The movie opens with the brutal drive-by shooting of an innocent teen-ager, mistaken for the intended target. That target, a sweet 19-year-old named Omar, is the nephew of a man who shot a Bedouin thug. In time Abu-Elias, a local restaurant owner, who is the de facto neighborhood headman, intervenes. In an unforgettable scene at a tribal court, where, as in the neighborhood itself, everyone talks and few listen, he gets the family of the thug to accept a monetary payment in place of blood.
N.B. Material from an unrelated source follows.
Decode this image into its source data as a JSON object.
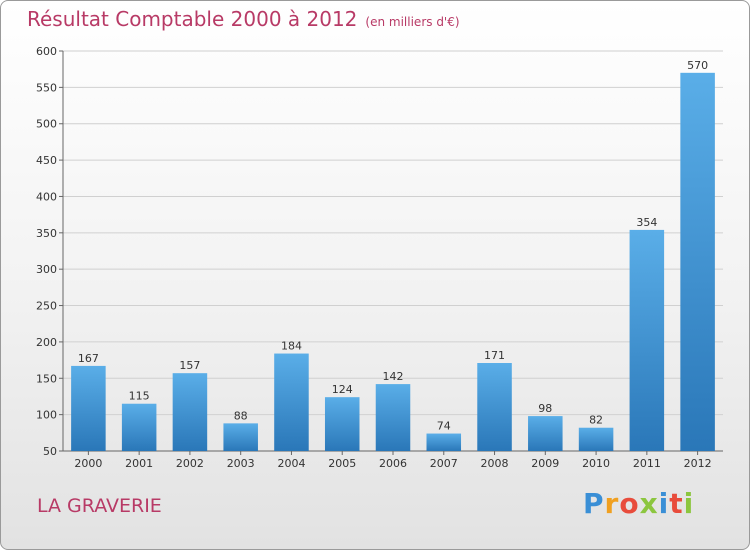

But somehow all the good done by the righteous Abu-Elias, in his way one of the creepiest characters in the film, has a terrible price built into it. For Omar it is the impossibility of coming up with the money he needs in order to save his mother, half-paralyzed grandfather and prescient younger brother Nasri.
Omar's desire to do anything to save his family sets his life on a tragic spiral,but he is not alone in having his dreams destroyed. There is Malek, a 16-year-old Palestinian working illegally in Israel to earn money for his mother, dying of cancer. Dando, a brutish Israeli cop, is torn by the disappearance of his younger soldier brother, most likely the victim of an Arab kidnapping. Hadir, Abu-Elias' daughter, falls in love with Omar and naively thinks that her Christian family will permit her to marry him.
The directors Shani and Copti chose mostly to use non-professional actors, who were given freedom to improvise. Copti also plays a main role, that of Binj, a Palestinian hipster with a besotted Israeli girlfriend. The acting and the cinematography, by Boaz Yehonatan Yacov, bring these disparate tales into immediate focus without sacrificing the nuances and complexities of the lives examined. I left the cinema feeling battered but profoundly touched and grateful for a film so true.
Ajami is in Arabic and Hebrew. In a wonderful touch, opening and closing credits are given in each language, side-by-side.